El Comité Olímpico Internacional (COI) ha revelado una de las reformas más significativas en la historia del olimpismo al aprobar un programa de apoyo económico que, por primera vez, beneficiará a todos los atletas que compitan en los Juegos Olímpicos.
La propuesta, conocida como Fit for the Future Olympian Grant, incluye la asignación de una subvención de 10 mil dólares para cada deportista elegible que participe en los Juegos Olímpicos de Verano o de Invierno, sin importar si logra o no una medalla. Este programa iniciará con los atletas que compitan en los Juegos Olímpicos de Invierno de Milán-Cortina 2026.
Para llevar a cabo este apoyo, el COI ha establecido un fondo de 140 millones de dólares por cada ciclo olímpico, con la expectativa de beneficiar a aproximadamente 14 mil atletas en cada periodo de cuatro años. La organización aclaró que estos fondos no son un premio por resultados deportivos ni un salario, sino un reconocimiento al esfuerzo y compromiso necesarios para alcanzar el nivel más alto del deporte a nivel mundial.
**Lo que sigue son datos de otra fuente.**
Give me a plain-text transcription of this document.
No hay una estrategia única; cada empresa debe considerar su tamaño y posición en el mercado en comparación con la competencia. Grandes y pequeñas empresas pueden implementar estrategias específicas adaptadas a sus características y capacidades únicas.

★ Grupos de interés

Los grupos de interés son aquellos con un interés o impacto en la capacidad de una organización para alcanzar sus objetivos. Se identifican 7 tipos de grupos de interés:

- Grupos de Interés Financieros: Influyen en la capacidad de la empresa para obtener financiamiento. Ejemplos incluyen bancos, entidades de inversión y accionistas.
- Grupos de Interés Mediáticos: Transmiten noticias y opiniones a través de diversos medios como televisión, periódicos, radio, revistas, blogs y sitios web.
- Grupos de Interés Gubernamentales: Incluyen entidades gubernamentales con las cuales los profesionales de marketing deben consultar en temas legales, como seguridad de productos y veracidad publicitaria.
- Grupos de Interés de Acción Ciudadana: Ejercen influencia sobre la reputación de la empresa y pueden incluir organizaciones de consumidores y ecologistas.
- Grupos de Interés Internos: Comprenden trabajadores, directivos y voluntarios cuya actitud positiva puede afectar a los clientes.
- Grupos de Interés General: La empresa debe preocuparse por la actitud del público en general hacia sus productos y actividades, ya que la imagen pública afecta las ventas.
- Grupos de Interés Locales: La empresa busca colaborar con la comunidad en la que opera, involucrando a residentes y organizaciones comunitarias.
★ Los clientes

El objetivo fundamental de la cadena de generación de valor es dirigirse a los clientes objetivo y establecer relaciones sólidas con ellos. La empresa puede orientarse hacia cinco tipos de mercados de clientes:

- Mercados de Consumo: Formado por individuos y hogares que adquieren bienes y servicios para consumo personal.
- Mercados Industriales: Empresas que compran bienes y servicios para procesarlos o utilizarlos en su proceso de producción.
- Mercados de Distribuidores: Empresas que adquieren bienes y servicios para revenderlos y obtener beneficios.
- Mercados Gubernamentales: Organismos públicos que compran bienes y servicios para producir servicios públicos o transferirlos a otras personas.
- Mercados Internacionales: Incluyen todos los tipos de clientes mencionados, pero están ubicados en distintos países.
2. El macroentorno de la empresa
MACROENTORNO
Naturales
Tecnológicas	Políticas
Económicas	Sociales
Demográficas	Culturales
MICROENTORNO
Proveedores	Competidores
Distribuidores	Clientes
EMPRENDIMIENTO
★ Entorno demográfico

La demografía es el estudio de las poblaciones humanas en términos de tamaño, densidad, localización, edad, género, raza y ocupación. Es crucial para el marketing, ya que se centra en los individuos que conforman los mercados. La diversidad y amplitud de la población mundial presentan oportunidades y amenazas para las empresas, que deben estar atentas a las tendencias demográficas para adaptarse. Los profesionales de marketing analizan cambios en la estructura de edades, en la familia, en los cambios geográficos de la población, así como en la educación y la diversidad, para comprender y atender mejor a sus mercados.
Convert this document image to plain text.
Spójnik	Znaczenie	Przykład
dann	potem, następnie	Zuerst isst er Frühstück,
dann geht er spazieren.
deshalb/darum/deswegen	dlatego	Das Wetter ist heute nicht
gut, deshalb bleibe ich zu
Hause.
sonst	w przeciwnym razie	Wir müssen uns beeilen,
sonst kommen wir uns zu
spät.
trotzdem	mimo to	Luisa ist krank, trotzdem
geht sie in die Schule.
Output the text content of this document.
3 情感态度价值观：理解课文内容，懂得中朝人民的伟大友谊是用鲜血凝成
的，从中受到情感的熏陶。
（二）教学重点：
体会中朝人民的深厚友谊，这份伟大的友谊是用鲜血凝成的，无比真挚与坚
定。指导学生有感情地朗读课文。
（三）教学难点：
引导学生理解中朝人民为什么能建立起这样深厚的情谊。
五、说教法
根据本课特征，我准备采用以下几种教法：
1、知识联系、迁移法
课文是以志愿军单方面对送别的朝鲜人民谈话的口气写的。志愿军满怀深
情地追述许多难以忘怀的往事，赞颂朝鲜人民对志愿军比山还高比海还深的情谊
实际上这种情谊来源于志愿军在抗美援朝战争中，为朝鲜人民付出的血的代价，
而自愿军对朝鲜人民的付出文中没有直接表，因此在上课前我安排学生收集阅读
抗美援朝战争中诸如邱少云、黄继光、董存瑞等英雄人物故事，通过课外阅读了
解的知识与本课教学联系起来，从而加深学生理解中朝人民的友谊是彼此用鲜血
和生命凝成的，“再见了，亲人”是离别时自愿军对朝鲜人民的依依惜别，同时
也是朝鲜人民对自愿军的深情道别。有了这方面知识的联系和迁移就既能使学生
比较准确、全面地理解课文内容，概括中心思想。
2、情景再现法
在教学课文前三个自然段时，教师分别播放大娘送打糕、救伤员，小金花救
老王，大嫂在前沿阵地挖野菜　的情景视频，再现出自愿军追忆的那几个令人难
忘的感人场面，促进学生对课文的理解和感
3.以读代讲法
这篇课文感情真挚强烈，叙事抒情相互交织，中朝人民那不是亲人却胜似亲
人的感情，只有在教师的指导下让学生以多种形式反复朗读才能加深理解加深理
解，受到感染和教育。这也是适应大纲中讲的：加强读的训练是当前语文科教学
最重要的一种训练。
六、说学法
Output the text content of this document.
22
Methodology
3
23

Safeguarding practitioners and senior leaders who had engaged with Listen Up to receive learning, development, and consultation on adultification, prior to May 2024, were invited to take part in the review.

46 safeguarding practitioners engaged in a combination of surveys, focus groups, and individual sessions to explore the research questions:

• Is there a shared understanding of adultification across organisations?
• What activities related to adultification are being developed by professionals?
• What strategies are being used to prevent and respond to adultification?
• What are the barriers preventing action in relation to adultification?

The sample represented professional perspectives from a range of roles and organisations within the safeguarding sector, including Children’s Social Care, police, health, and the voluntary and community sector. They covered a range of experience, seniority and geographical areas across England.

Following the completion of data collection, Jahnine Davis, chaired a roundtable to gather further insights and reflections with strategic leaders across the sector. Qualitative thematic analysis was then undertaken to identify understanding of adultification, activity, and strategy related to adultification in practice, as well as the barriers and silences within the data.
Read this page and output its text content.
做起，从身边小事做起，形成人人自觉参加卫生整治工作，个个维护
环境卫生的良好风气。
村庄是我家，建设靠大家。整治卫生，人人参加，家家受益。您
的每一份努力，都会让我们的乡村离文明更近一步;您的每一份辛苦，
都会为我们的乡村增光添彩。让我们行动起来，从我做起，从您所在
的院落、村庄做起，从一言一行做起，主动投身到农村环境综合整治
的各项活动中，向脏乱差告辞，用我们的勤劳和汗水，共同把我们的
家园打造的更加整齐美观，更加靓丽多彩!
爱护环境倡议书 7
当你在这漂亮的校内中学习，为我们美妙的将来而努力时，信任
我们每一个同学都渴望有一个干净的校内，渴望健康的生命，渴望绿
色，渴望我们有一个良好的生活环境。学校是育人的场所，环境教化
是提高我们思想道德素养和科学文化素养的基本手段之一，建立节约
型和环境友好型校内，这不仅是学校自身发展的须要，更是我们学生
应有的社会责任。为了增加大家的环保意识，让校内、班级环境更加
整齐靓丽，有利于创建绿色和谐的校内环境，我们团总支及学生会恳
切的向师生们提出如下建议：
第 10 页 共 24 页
Kirsty Coventry, presidenta del COI, describió esta medida como un avance histórico para fortalecer el apoyo a los deportistas durante y después de su carrera, mientras que Pau Gasol, presidente de la Comisión de Atletas del COI, subrayó que el propósito es reconocer el sacrificio de todos los atletas olímpicos, sin distinción de nacionalidad o resultados en la competencia.
El beneficio estará al alcance de los atletas que cumplan con las regulaciones del movimiento olímpico y que no hayan cometido violaciones relacionadas con el dopaje, el Código de Ética del COI o la Carta Olímpica. Los fondos serán administrados por los comités olímpicos nacionales y comenzarán a ser distribuidos a partir de 2027.
Este anuncio representa un cambio fundamental en la filosofía del olimpismo. Durante más de un siglo, el COI promovió el principio del amateurismo y se opuso a la entrega de compensaciones económicas directas a los atletas. Sin embargo, la creciente exigencia de un mayor reconocimiento al esfuerzo de los deportistas y la evolución del deporte de alto rendimiento llevaron al organismo a reconsiderar su postura.
Con esta decisión, el Comité Olímpico Internacional pretende ofrecer una mayor estabilidad económica a aquellos que dedican años de preparación para representar a sus países, marcando un nuevo hito en la historia de los Juegos Olímpicos y en la protección del bienestar de los atletas.